Here again is the progression:

Which stage do you think is the best?

As for the big alum crystal...

our seed crystals came out SO small that we couldn't work with them.
So we're going to try melting them down (just that little spice container was three bucks)
and start over. I found, and then lost, a link to tips for growing better crystals.
When I find it again I'll add it here.

Tuesday, December 4, 2007

Periodic Tables and Lego Molecules

Becky over at Farm School at Home, a homeschooling blog out of the Canadian wilderness, had a post last week featuring an avalanche of periodic table links. Following a Lego Periodic Table link led me to a University of Wisconsin - Madison site featuring molecules built out of Legos -- with instructions. (The DNA Lego molecule above is from the Lego website -- I had trouble getting an image from the UW-M PDF instructions.)

I'll have to get the kids on this project!

Farm School: Cybils Review: The Periodic Table: Elements with Style!

(Scroll past the book review for the links)

What is alum used for?

We're trying another crystal project from, growing giant crystals of alum. Alum -- or hydrated aluminum potassium sulfate, KAl(SO4)2.12H2O -- is sold in outrageously expensive little containers with the spices. It's used to make pickles crispy.

The kids wanted to know more, so we looked it up on Wikipedia.

You'll find alum in styptic pencils to staunch the bleeding from shaving, and underarm deodorant, because of both its antibacterial and anti-wetness properties.

Oh, and it's an astringent, which is why they can use it in Looney Toons cartoons to shrink heads. And you thought the only thing kids learned from watching Bugs Bunny was classical music!

It's Alive!

By this morning Anthony's crystal garden was trying to climb out of the bowl.
As the day progressed, the turquoise food coloring stopped spreading,
and the bulbous projections sprouted white tips.
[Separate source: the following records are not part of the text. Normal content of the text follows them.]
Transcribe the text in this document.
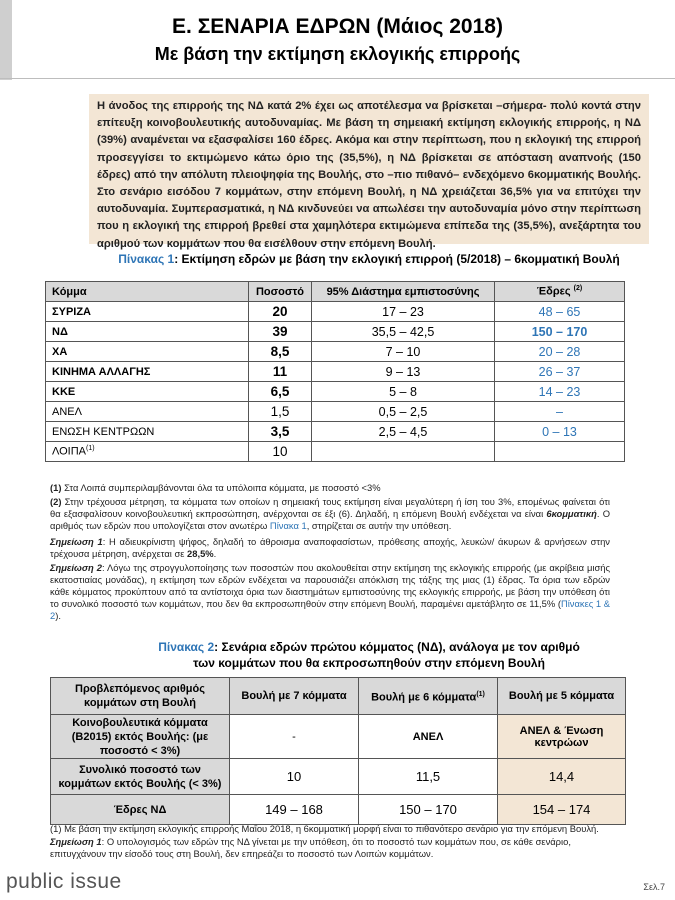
Ε. ΣΕΝΑΡΙΑ ΕΔΡΩΝ (Μάιος 2018)
Με βάση την εκτίμηση εκλογικής επιρροής
Η άνοδος της επιρροής της ΝΔ κατά 2% έχει ως αποτέλεσμα να βρίσκεται –σήμερα- πολύ κοντά στην επίτευξη κοινοβουλευτικής αυτοδυναμίας. Με βάση τη σημειακή εκτίμηση εκλογικής επιρροής, η ΝΔ (39%) αναμένεται να εξασφαλίσει 160 έδρες. Ακόμα και στην περίπτωση, που η εκλογική της επιρροή προσεγγίσει το εκτιμώμενο κάτω όριο της (35,5%), η ΝΔ βρίσκεται σε απόσταση αναπνοής (150 έδρες) από την απόλυτη πλειοψηφία της Βουλής, στο –πιο πιθανό– ενδεχόμενο 6κομματικής Βουλής. Στο σενάριο εισόδου 7 κομμάτων, στην επόμενη Βουλή, η ΝΔ χρειάζεται 36,5% για να επιτύχει την αυτοδυναμία. Συμπερασματικά, η ΝΔ κινδυνεύει να απωλέσει την αυτοδυναμία μόνο στην περίπτωση που η εκλογική της επιρροή βρεθεί στα χαμηλότερα εκτιμώμενα επίπεδα της (35,5%), ανεξάρτητα του αριθμού των κομμάτων που θα εισέλθουν στην επόμενη Βουλή.
Πίνακας 1: Εκτίμηση εδρών με βάση την εκλογική επιρροή (5/2018) – 6κομματική Βουλή
Κόμμα	Ποσοστό	95% Διάστημα εμπιστοσύνης	Έδρες $^{(2)}$
ΣΥΡΙΖΑ	20	17 – 23	48 – 65
ΝΔ	39	35,5 – 42,5	150 – 170
ΧΑ	8,5	7 – 10	20 – 28
ΚΙΝΗΜΑ ΑΛΛΑΓΗΣ	11	9 – 13	26 – 37
ΚΚΕ	6,5	5 – 8	14 – 23
ΑΝΕΛ	1,5	0,5 – 2,5	–
ΕΝΩΣΗ ΚΕΝΤΡΩΩΝ	3,5	2,5 – 4,5	0 – 13
ΛΟΙΠΑ$^{(1)}$	10		

(1) Στα Λοιπά συμπεριλαμβάνονται όλα τα υπόλοιπα κόμματα, με ποσοστό <3%

(2) Στην τρέχουσα μέτρηση, τα κόμματα των οποίων η σημειακή τους εκτίμηση είναι μεγαλύτερη ή ίση του 3%, επομένως φαίνεται ότι θα εξασφαλίσουν κοινοβουλευτική εκπροσώπηση, ανέρχονται σε έξι (6). Δηλαδή, η επόμενη Βουλή ενδέχεται να είναι 6κομματική. Ο αριθμός των εδρών που υπολογίζεται στον ανωτέρω Πίνακα 1, στηρίζεται σε αυτήν την υπόθεση.

Σημείωση 1: Η αδιευκρίνιστη ψήφος, δηλαδή το άθροισμα αναποφασίστων, πρόθεσης αποχής, λευκών/ άκυρων & αρνήσεων στην τρέχουσα μέτρηση, ανέρχεται σε 28,5%.

Σημείωση 2: Λόγω της στρογγυλοποίησης των ποσοστών που ακολουθείται στην εκτίμηση της εκλογικής επιρροής (με ακρίβεια μισής εκατοστιαίας μονάδας), η εκτίμηση των εδρών ενδέχεται να παρουσιάζει απόκλιση της τάξης της μιας (1) έδρας. Τα όρια των εδρών κάθε κόμματος προκύπτουν από τα αντίστοιχα όρια των διαστημάτων εμπιστοσύνης της εκλογικής επιρροής, με βάση την υπόθεση ότι το συνολικό ποσοστό των κομμάτων, που δεν θα εκπροσωπηθούν στην επόμενη Βουλή, παραμένει αμετάβλητο σε 11,5% (Πίνακες 1 & 2).

Πίνακας 2: Σενάρια εδρών πρώτου κόμματος (ΝΔ), ανάλογα με τον αριθμό
των κομμάτων που θα εκπροσωπηθούν στην επόμενη Βουλή
Προβλεπόμενος αριθμός κομμάτων στη Βουλή	Βουλή με 7 κόμματα	Βουλή με 6 κόμματα$^{(1)}$	Βουλή με 5 κόμματα
Κοινοβουλευτικά κόμματα (Β2015) εκτός Βουλής: (με ποσοστό < 3%)	-	ΑΝΕΛ	ΑΝΕΛ & Ένωση κεντρώων
Συνολικό ποσοστό των κομμάτων εκτός Βουλής (< 3%)	10	11,5	14,4
Έδρες ΝΔ	149 – 168	150 – 170	154 – 174

(1) Με βάση την εκτίμηση εκλογικής επιρροής Μαΐου 2018, η 6κομματική μορφή είναι το πιθανότερο σενάριο για την επόμενη Βουλή.

Σημείωση 1: Ο υπολογισμός των εδρών της ΝΔ γίνεται με την υπόθεση, ότι το ποσοστό των κομμάτων που, σε κάθε σενάριο, επιτυγχάνουν την είσοδό τους στη Βουλή, δεν επηρεάζει το ποσοστό των Λοιπών κομμάτων.

public issue	Σελ.7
John's garden sprouted nicely overnight as well.
Tonight it looks like a bunch of miniature multicolored Afro wigs.

Monday, December 3, 2007

How does your crystal garden grow?

Very well, thank you!

We changed the ingredients...
Mixed them together BEFORE pouring them over our sponge bases...
And in just a few minutes...

Anthony used double the amount of bluing, so his salt solution is more dilute.
(You can see a crystal formation climbing up the side of the bowl.)

John put some dots of food coloring on his.